Like with all things, the key to increasing your power is to explore every inch of the world. Link can gather mushrooms and fruit to make meals that will restore health or turn monster parts into elixirs that will protect him from the elements or momentarily raise his toughness. When exploring some of the more foreboding areas of the game, you can either be prepared or rush in and survive before your consumables run out and you freeze to death, for example.
Completing side quests will reward you with components, currency, or maybe just a bit of information on where to find another objective. Killing nests of monsters can give you powerful items. Finding and solving small puzzles outside of shrines will let you expand your inventory, which starts out frustratingly tiny.
While the game autosaves regularly, you should still remember to save yourself in case you get lost or surprised and want to avoid losing progress. Without a leveling system or gated areas of the map, it's easy to wander into places or foes that you're simply not prepared to confront.
The Legend of Zelda: Breath of the Wild — A little help would be nice
In many ways, The Legend of Zelda: Breath of the Wild resembles Animal Crossing: New Horizons more than a traditional action-adventure game. Very little is explained about how the world works and what you're supposed to do. While players are meant to figure everything out, there are times that the game's logic can seem baffling if you're not consulting a guide.
A quest might tell you to speak to an innkeeper, but if you chat with her standing in front of her desk she'll just deal with you as a prospective customer whereas if you walk behind her desk you'll actually get the quest prompt. Kids standing around a stable will tell you how to catch and tame a wild horse, but you need to speak to a different character to actually keep your new mount. Shining rock deposits can't be mined but can be harvested if you blow them up with a bomb.
If you talk to and really listen to every NPC you meet, you'll learn plenty about how to use Link's powers and interact with the world. But conveniences players have come to expect from modern games are either entirely lacking or inconsistent.

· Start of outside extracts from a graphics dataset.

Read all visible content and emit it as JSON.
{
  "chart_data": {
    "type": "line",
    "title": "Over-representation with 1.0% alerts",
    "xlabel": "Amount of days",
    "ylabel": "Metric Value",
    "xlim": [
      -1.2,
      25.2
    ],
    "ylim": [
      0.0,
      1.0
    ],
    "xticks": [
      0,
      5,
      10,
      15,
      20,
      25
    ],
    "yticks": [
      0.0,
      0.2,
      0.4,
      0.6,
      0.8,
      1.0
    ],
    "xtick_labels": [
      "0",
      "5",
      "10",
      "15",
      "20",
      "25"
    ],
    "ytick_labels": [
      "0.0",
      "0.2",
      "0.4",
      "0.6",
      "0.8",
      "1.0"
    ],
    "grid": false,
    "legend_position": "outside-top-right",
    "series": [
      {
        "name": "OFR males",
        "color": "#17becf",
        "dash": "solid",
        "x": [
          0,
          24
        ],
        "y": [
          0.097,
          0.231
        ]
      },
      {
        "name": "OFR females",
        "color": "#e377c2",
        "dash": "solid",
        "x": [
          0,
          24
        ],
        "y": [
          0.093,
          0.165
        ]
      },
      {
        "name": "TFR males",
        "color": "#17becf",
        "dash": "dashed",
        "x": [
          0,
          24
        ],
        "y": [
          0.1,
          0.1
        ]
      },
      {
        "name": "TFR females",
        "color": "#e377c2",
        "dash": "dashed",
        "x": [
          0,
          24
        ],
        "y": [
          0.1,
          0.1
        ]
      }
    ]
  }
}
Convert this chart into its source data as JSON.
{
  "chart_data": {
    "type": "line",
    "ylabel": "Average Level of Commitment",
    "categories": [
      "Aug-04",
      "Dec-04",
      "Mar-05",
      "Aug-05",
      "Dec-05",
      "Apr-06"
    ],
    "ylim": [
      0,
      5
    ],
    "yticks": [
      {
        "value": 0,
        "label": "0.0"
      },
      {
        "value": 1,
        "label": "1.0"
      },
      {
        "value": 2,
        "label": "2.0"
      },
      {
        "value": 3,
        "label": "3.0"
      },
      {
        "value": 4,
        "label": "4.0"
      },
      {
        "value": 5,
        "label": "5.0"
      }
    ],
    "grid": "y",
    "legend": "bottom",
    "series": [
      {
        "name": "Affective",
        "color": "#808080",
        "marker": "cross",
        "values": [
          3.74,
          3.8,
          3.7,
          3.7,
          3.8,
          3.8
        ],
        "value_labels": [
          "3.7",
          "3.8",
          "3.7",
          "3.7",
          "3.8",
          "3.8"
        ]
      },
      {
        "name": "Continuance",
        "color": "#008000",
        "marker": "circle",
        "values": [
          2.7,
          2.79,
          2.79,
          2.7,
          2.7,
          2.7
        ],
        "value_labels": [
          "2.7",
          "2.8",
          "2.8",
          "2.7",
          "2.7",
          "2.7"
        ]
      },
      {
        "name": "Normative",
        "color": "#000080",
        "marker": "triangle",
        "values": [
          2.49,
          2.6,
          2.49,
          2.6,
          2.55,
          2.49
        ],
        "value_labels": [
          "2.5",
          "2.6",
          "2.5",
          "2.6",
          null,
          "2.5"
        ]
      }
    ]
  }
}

I love puzzling out new recipes in any crafting system and there's a huge variety to be found by tossing all sorts of components into a cookpot. However, even once you've discovered a recipe you have to keep selecting each component individually for the rest of the game without being able to consult a recipe book to remind you what it will make.

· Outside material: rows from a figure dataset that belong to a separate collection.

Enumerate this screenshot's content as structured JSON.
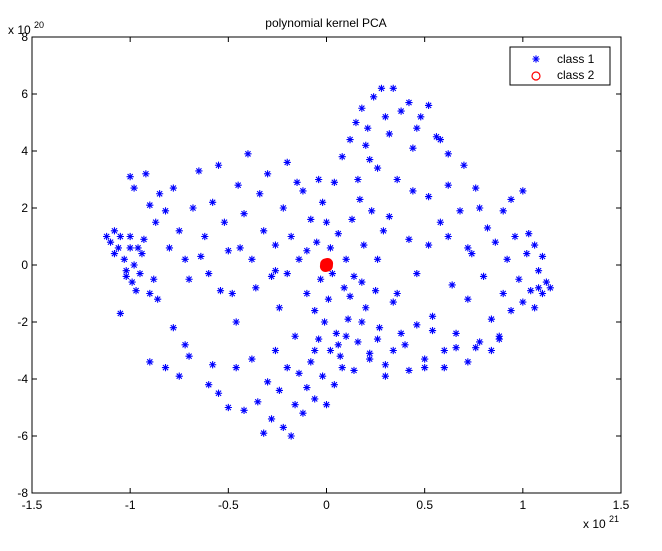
{
  "chart_data": {
    "type": "scatter",
    "title": "polynomial kernel PCA",
    "xlabel": "",
    "ylabel": "",
    "xlim": [
      -1.5,
      1.5
    ],
    "ylim": [
      -8,
      8
    ],
    "x_multiplier_label": "x 10",
    "x_multiplier_exp": "21",
    "y_multiplier_label": "x 10",
    "y_multiplier_exp": "20",
    "x_ticks": [
      -1.5,
      -1,
      -0.5,
      0,
      0.5,
      1,
      1.5
    ],
    "x_tick_labels": [
      "-1.5",
      "-1",
      "-0.5",
      "0",
      "0.5",
      "1",
      "1.5"
    ],
    "y_ticks": [
      -8,
      -6,
      -4,
      -2,
      0,
      2,
      4,
      6,
      8
    ],
    "y_tick_labels": [
      "-8",
      "-6",
      "-4",
      "-2",
      "0",
      "2",
      "4",
      "6",
      "8"
    ],
    "grid": false,
    "legend_position": "top-right",
    "series": [
      {
        "name": "class 1",
        "marker": "star",
        "color": "#0000ff",
        "points": [
          [
            -1.12,
            1.0
          ],
          [
            -1.1,
            0.8
          ],
          [
            -1.08,
            1.2
          ],
          [
            -1.06,
            0.6
          ],
          [
            -1.05,
            1.0
          ],
          [
            -1.03,
            0.2
          ],
          [
            -1.0,
            1.0
          ],
          [
            -1.0,
            0.6
          ],
          [
            -1.02,
            -0.2
          ],
          [
            -0.99,
            -0.6
          ],
          [
            -0.98,
            0.0
          ],
          [
            -0.97,
            -0.9
          ],
          [
            -0.95,
            -0.3
          ],
          [
            -0.94,
            0.4
          ],
          [
            -0.93,
            0.9
          ],
          [
            -0.9,
            -1.0
          ],
          [
            -0.88,
            -0.5
          ],
          [
            -1.05,
            -1.7
          ],
          [
            -1.0,
            3.1
          ],
          [
            -0.98,
            2.7
          ],
          [
            -0.92,
            3.2
          ],
          [
            -0.9,
            2.1
          ],
          [
            -0.87,
            1.5
          ],
          [
            -0.85,
            2.5
          ],
          [
            -0.82,
            1.9
          ],
          [
            -0.8,
            0.6
          ],
          [
            -0.78,
            2.7
          ],
          [
            -0.75,
            1.2
          ],
          [
            -0.72,
            0.2
          ],
          [
            -0.7,
            -0.5
          ],
          [
            -0.68,
            2.0
          ],
          [
            -0.65,
            3.3
          ],
          [
            -0.62,
            1.0
          ],
          [
            -0.6,
            -0.3
          ],
          [
            -0.58,
            2.2
          ],
          [
            -0.55,
            3.5
          ],
          [
            -0.52,
            1.5
          ],
          [
            -0.5,
            0.5
          ],
          [
            -0.48,
            -1.0
          ],
          [
            -0.46,
            -2.0
          ],
          [
            -0.45,
            2.8
          ],
          [
            -0.42,
            1.8
          ],
          [
            -0.4,
            3.9
          ],
          [
            -0.38,
            0.2
          ],
          [
            -0.36,
            -0.8
          ],
          [
            -0.34,
            2.5
          ],
          [
            -0.32,
            1.2
          ],
          [
            -0.3,
            3.2
          ],
          [
            -0.28,
            -0.4
          ],
          [
            -0.26,
            0.7
          ],
          [
            -0.24,
            -1.5
          ],
          [
            -0.22,
            2.0
          ],
          [
            -0.2,
            3.6
          ],
          [
            -0.18,
            1.0
          ],
          [
            -0.16,
            -2.5
          ],
          [
            -0.14,
            0.2
          ],
          [
            -0.12,
            2.6
          ],
          [
            -0.1,
            -1.0
          ],
          [
            -0.08,
            1.6
          ],
          [
            -0.06,
            -3.0
          ],
          [
            -0.05,
            0.8
          ],
          [
            -0.04,
            3.0
          ],
          [
            -0.03,
            -0.5
          ],
          [
            -0.02,
            2.2
          ],
          [
            -0.01,
            -2.0
          ],
          [
            0.0,
            1.5
          ],
          [
            0.01,
            -1.2
          ],
          [
            0.02,
            0.6
          ],
          [
            0.03,
            -0.3
          ],
          [
            0.04,
            2.9
          ],
          [
            0.05,
            -2.4
          ],
          [
            0.06,
            1.1
          ],
          [
            0.07,
            -3.2
          ],
          [
            0.08,
            3.8
          ],
          [
            0.09,
            -0.8
          ],
          [
            0.1,
            0.2
          ],
          [
            0.11,
            -1.9
          ],
          [
            0.12,
            4.4
          ],
          [
            0.13,
            1.6
          ],
          [
            0.14,
            -0.4
          ],
          [
            0.15,
            5.0
          ],
          [
            0.16,
            -2.7
          ],
          [
            0.17,
            2.3
          ],
          [
            0.18,
            5.5
          ],
          [
            0.19,
            0.7
          ],
          [
            0.2,
            -1.5
          ],
          [
            0.21,
            4.8
          ],
          [
            0.22,
            -3.1
          ],
          [
            0.23,
            1.9
          ],
          [
            0.24,
            5.9
          ],
          [
            0.25,
            -0.9
          ],
          [
            0.26,
            3.4
          ],
          [
            0.27,
            -2.2
          ],
          [
            0.28,
            6.2
          ],
          [
            0.29,
            1.2
          ],
          [
            0.3,
            -3.5
          ],
          [
            0.32,
            4.6
          ],
          [
            0.34,
            -1.3
          ],
          [
            0.36,
            3.0
          ],
          [
            0.38,
            5.4
          ],
          [
            0.4,
            -2.8
          ],
          [
            0.42,
            0.9
          ],
          [
            0.44,
            4.1
          ],
          [
            0.46,
            -0.3
          ],
          [
            0.48,
            5.2
          ],
          [
            0.5,
            -3.6
          ],
          [
            0.52,
            2.4
          ],
          [
            0.54,
            -1.8
          ],
          [
            0.56,
            4.5
          ],
          [
            0.58,
            1.5
          ],
          [
            0.6,
            -3.0
          ],
          [
            0.62,
            2.8
          ],
          [
            0.64,
            -0.7
          ],
          [
            0.66,
            -2.4
          ],
          [
            0.68,
            1.9
          ],
          [
            0.7,
            3.5
          ],
          [
            0.72,
            -1.2
          ],
          [
            0.74,
            0.4
          ],
          [
            0.76,
            -2.9
          ],
          [
            0.78,
            2.0
          ],
          [
            0.8,
            -0.4
          ],
          [
            0.82,
            1.3
          ],
          [
            0.84,
            -1.9
          ],
          [
            0.86,
            0.8
          ],
          [
            0.88,
            -2.6
          ],
          [
            0.9,
            -1.0
          ],
          [
            0.92,
            0.2
          ],
          [
            0.94,
            -1.6
          ],
          [
            0.96,
            1.0
          ],
          [
            0.98,
            -0.5
          ],
          [
            1.0,
            -1.3
          ],
          [
            1.02,
            0.4
          ],
          [
            1.04,
            -0.9
          ],
          [
            1.06,
            -1.5
          ],
          [
            1.08,
            -0.2
          ],
          [
            1.1,
            -1.0
          ],
          [
            1.12,
            -0.6
          ],
          [
            1.14,
            -0.8
          ],
          [
            1.08,
            -0.8
          ],
          [
            1.1,
            0.3
          ],
          [
            1.0,
            2.6
          ],
          [
            1.03,
            1.1
          ],
          [
            1.06,
            0.7
          ],
          [
            -0.9,
            -3.4
          ],
          [
            -0.82,
            -3.6
          ],
          [
            -0.78,
            -2.2
          ],
          [
            -0.75,
            -3.9
          ],
          [
            -0.72,
            -2.8
          ],
          [
            -0.7,
            -3.2
          ],
          [
            -0.6,
            -4.2
          ],
          [
            -0.58,
            -3.5
          ],
          [
            -0.55,
            -4.5
          ],
          [
            -0.5,
            -5.0
          ],
          [
            -0.46,
            -3.6
          ],
          [
            -0.42,
            -5.1
          ],
          [
            -0.38,
            -3.3
          ],
          [
            -0.35,
            -4.8
          ],
          [
            -0.32,
            -5.9
          ],
          [
            -0.3,
            -4.1
          ],
          [
            -0.28,
            -5.4
          ],
          [
            -0.26,
            -3.0
          ],
          [
            -0.24,
            -4.4
          ],
          [
            -0.22,
            -5.7
          ],
          [
            -0.2,
            -3.6
          ],
          [
            -0.18,
            -6.0
          ],
          [
            -0.16,
            -4.9
          ],
          [
            -0.14,
            -3.8
          ],
          [
            -0.12,
            -5.2
          ],
          [
            -0.1,
            -4.3
          ],
          [
            -0.08,
            -3.4
          ],
          [
            -0.06,
            -4.7
          ],
          [
            -0.04,
            -2.6
          ],
          [
            -0.02,
            -3.9
          ],
          [
            0.0,
            -4.9
          ],
          [
            0.02,
            -3.0
          ],
          [
            0.04,
            -4.2
          ],
          [
            0.06,
            -2.8
          ],
          [
            0.08,
            -3.6
          ],
          [
            0.1,
            -2.5
          ],
          [
            0.14,
            -3.7
          ],
          [
            0.18,
            -2.0
          ],
          [
            0.22,
            -3.3
          ],
          [
            0.26,
            -2.6
          ],
          [
            0.3,
            -3.9
          ],
          [
            0.34,
            -3.0
          ],
          [
            0.38,
            -2.4
          ],
          [
            0.42,
            -3.7
          ],
          [
            0.46,
            -2.1
          ],
          [
            0.5,
            -3.3
          ],
          [
            0.54,
            -2.3
          ],
          [
            0.6,
            -3.6
          ],
          [
            0.66,
            -2.9
          ],
          [
            0.72,
            -3.4
          ],
          [
            0.78,
            -2.7
          ],
          [
            0.84,
            -3.0
          ],
          [
            0.88,
            -2.5
          ],
          [
            -1.02,
            -0.4
          ],
          [
            -0.96,
            0.6
          ],
          [
            -1.08,
            0.4
          ],
          [
            -0.86,
            -1.2
          ],
          [
            -0.64,
            0.3
          ],
          [
            -0.54,
            -0.9
          ],
          [
            -0.44,
            0.6
          ],
          [
            -0.2,
            -0.3
          ],
          [
            -0.15,
            2.9
          ],
          [
            -0.1,
            0.5
          ],
          [
            0.18,
            -0.6
          ],
          [
            0.26,
            0.2
          ],
          [
            0.32,
            1.7
          ],
          [
            0.36,
            -1.0
          ],
          [
            0.44,
            2.6
          ],
          [
            0.52,
            0.7
          ],
          [
            0.62,
            1.0
          ],
          [
            0.72,
            0.6
          ],
          [
            0.76,
            2.7
          ],
          [
            0.9,
            1.9
          ],
          [
            0.94,
            2.3
          ],
          [
            0.16,
            3.0
          ],
          [
            0.22,
            3.7
          ],
          [
            0.34,
            6.2
          ],
          [
            0.3,
            5.2
          ],
          [
            0.2,
            4.2
          ],
          [
            0.42,
            5.7
          ],
          [
            0.46,
            4.8
          ],
          [
            0.52,
            5.6
          ],
          [
            0.58,
            4.4
          ],
          [
            0.62,
            3.9
          ],
          [
            -0.26,
            -0.2
          ],
          [
            -0.06,
            -1.6
          ],
          [
            0.12,
            -1.1
          ]
        ]
      },
      {
        "name": "class 2",
        "marker": "circle",
        "color": "#ff0000",
        "points": [
          [
            0.0,
            0.0
          ],
          [
            0.005,
            0.05
          ],
          [
            -0.005,
            -0.05
          ],
          [
            0.004,
            -0.03
          ],
          [
            -0.004,
            0.03
          ]
        ]
      }
    ]
  }
}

Sometimes when you get advised to go to a new place, the quest marker will move there. Sometimes it will just stay with whoever gave you the tip and you need to just remember the directions. That's tricky given that the game's terrain can often look very similar and that it's easy to get distracted running off to chase down a critter or a shrine that pops up on your map. Forcing you to stay on track feels perverse for a game that's ostensibly about the joy of discovery.
The Legend of Zelda: Breath of the Wild — Should you buy it?
Breath of the Wild is massive and its weaknesses can get particularly annoying if you try to move through it too fast. Take your time to wander the gorgeous landscapes looking for secrets or just turn on your Switch and enjoy the ability to hop into a dungeon and spend a few minutes testing your brain and coordination. If you pace yourself, you'll find a lot to love.
This game was one of the biggest reasons to buy the Switch when it came out, and it remains a title everyone with the console should try. If you haven't played a Zelda game before, you don't need to be intimidated. The game's lore is easy to pick up and the mechanics will feel familiar to almost anyone who's played an open-world adventure game or RPG. If you have played Zelda games but weren't a fan of some of the series' mechanics, you might still want to try out Breath of the Wild considering how much it transforms the experience.